Normally folks go to a different university for their Master's degree than they did for their Bachelor's degree. You can go to the same school for both, it's usually just preferred to have some variety in experience and on your resume. Also, many schools may have strong graduate programs in a specific area but not a very strong undergraduate program in the same subject, or vice versa. Do you want to go to Georgia Tech for your undergraduate or graduate degree?
I am meeting with an adviser about that when I return to my current college this summer. If I can do it elsewhere then I will but its all about money and location; preferably my graduate degree.
Exactly. And I have heard that some of the graduate programs at Georgia Tech don't usually accept their own undergraduates for this exact reason.
In order to get into a graduate program, you will need a bachelor's degree of some kind. A community college will only give you an associate's degree; you will need to transfer your credits to an accredited four-year institution and complete undergraduate coursework there before you even think of a graduate program. You're trying to plan Step J when you're actually needing to focus on Step B.
Georgia Highlands is a 4 year institution. Its also expensive. Chattahoochee tech offers science classes, I am just trying to see how much I can get for cheap. Like I said its all about money.
Not according to their own website. Might want to focus on getting your undergrad work taken care of before you start getting pie-in-the-sky dreams of a master's degree in physics.
Indeed. Four years is a long time, and there is a lot of work to do before you should even start thinking about grad school. Who knows what might change between now and then?
Well that isn't a possibility, Southern polytechnic State University is my only other option. I know that is a 4 year school for sure.
I only ask because I remember my Dad (who had a BS in Mech Eng out of USC--that's Trojans, not Carolina) used to say their motto(?) "I'm a Ramblin' Wreck from Georgia Tech." For the life of me, I can't remember why. Maybe during a football game on tv? He used to watch those every Saturday. Strange how that's a great memory of Dad.
Isn't that the truth! I started college intending to major in Subject #1, but after one semester figured out that I was more interested Subject #2, so I majored in that. Then they dropped the courses I was most interested in, so I unhappily shifted to Subject #3. By junior year, I realized that where I really wanted to be was Subject #4, but it would've taken an extra semester to graduate, and I just wasn't that motivated, so I stayed with Subject #3. A couple years later, I got a masters in Subject #5, which was related to what they had eliminated from Subject #2. Not sure why I didn't go for Subject #2 itself. Probably just because #5 was a shorter program and available at a university within walking distance of my apartment. About 15 years later -- obviously way more motivated by then -- I finally went and got a masters in Subject #4.

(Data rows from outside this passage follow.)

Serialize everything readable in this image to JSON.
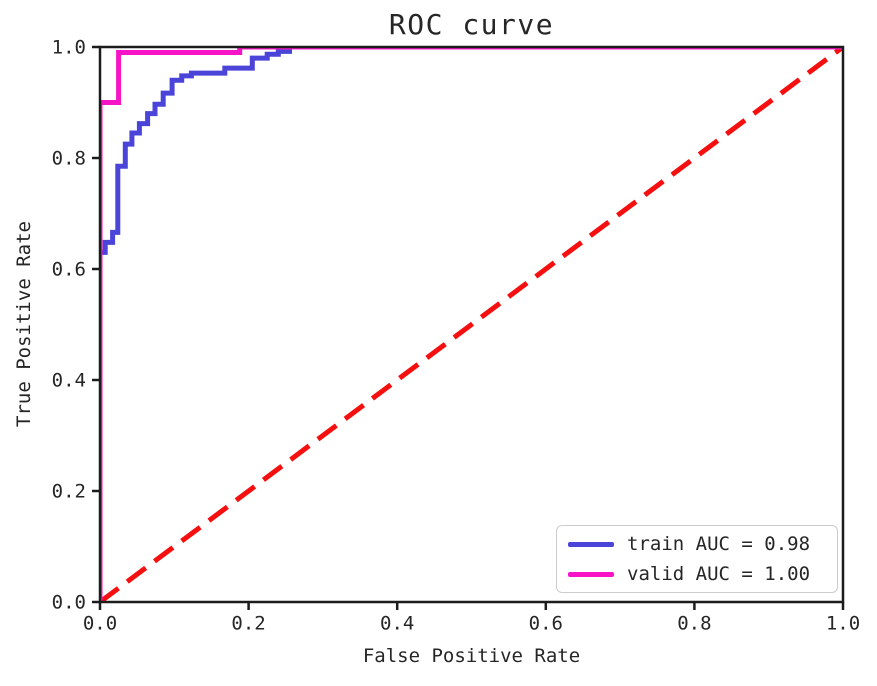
{
  "style": {
    "background": "#ffffff",
    "text_color": "#262626",
    "axis_color": "#1c1c1c",
    "legend_border_color": "#cccccc"
  },
  "chart_data": {
    "type": "line",
    "plot_kind": "roc-curve",
    "title": "ROC curve",
    "xlabel": "False Positive Rate",
    "ylabel": "True Positive Rate",
    "xlim": [
      0,
      1
    ],
    "ylim": [
      0,
      1
    ],
    "xtick_labels": [
      "0.0",
      "0.2",
      "0.4",
      "0.6",
      "0.8",
      "1.0"
    ],
    "ytick_labels": [
      "0.0",
      "0.2",
      "0.4",
      "0.6",
      "0.8",
      "1.0"
    ],
    "grid": false,
    "legend_position": "lower right",
    "legend_entries": [
      {
        "label": "train AUC = 0.98",
        "color": "#4a45d8"
      },
      {
        "label": "valid AUC = 1.00",
        "color": "#f614c6"
      }
    ],
    "series": [
      {
        "name": "chance-diagonal",
        "color": "#f50f0f",
        "dash": [
          23,
          11
        ],
        "width": 5,
        "points": [
          [
            0,
            0
          ],
          [
            1,
            1
          ]
        ]
      },
      {
        "name": "train",
        "auc": 0.98,
        "color": "#4a45d8",
        "dash": null,
        "width": 5,
        "points": [
          [
            0.0,
            0.0
          ],
          [
            0.0,
            0.63
          ],
          [
            0.007,
            0.63
          ],
          [
            0.007,
            0.648
          ],
          [
            0.017,
            0.648
          ],
          [
            0.017,
            0.666
          ],
          [
            0.024,
            0.666
          ],
          [
            0.024,
            0.785
          ],
          [
            0.034,
            0.785
          ],
          [
            0.034,
            0.825
          ],
          [
            0.043,
            0.825
          ],
          [
            0.043,
            0.845
          ],
          [
            0.053,
            0.845
          ],
          [
            0.053,
            0.862
          ],
          [
            0.064,
            0.862
          ],
          [
            0.064,
            0.88
          ],
          [
            0.074,
            0.88
          ],
          [
            0.074,
            0.897
          ],
          [
            0.085,
            0.897
          ],
          [
            0.085,
            0.917
          ],
          [
            0.097,
            0.917
          ],
          [
            0.097,
            0.94
          ],
          [
            0.11,
            0.94
          ],
          [
            0.11,
            0.948
          ],
          [
            0.123,
            0.948
          ],
          [
            0.123,
            0.953
          ],
          [
            0.168,
            0.953
          ],
          [
            0.168,
            0.962
          ],
          [
            0.205,
            0.962
          ],
          [
            0.205,
            0.98
          ],
          [
            0.225,
            0.98
          ],
          [
            0.225,
            0.987
          ],
          [
            0.24,
            0.987
          ],
          [
            0.24,
            0.992
          ],
          [
            0.255,
            0.992
          ],
          [
            0.255,
            1.0
          ],
          [
            1.0,
            1.0
          ]
        ]
      },
      {
        "name": "valid",
        "auc": 1.0,
        "color": "#f614c6",
        "dash": null,
        "width": 5,
        "points": [
          [
            0.0,
            0.0
          ],
          [
            0.0,
            0.9
          ],
          [
            0.025,
            0.9
          ],
          [
            0.025,
            0.99
          ],
          [
            0.188,
            0.99
          ],
          [
            0.188,
            1.0
          ],
          [
            1.0,
            1.0
          ]
        ]
      }
    ]
  }
}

I remember freshman/sophomore physics frequently turned off a lot of freshman and sophomore engineering majors. At quite a number of universities, the freshman/sophomore physics sequence of courses were used as "weed out" courses to kick out as many engineering majors as possible. Especially after the first course on classical mechanics. The second (or third) course on electricity and magnetism further "thinned out the herd".
I took an electrical systems class through the engineering school rather than subject myself to Physics II.
I didn't take a lot of physics towards the end of my time in college. Just the freshman/sophomore sequence which the engineering majors had to take, and several optional courses like modern physics (basically an intro to quantum mechanics course for engineering majors) and an intermediate course on classical mechanics (mostly Lagrangian stuff). The intermediate classical mechanics course actually helped quite a lot in understanding and appreciating the basic quantum mechanics stuff (in the modern physics course), which would otherwise seem like a "deus ex machina". (I took that intermediate classical mechanics course and also an "advanced math methods for engineers" course in the previous semester, before taking that modern physics for engineers course).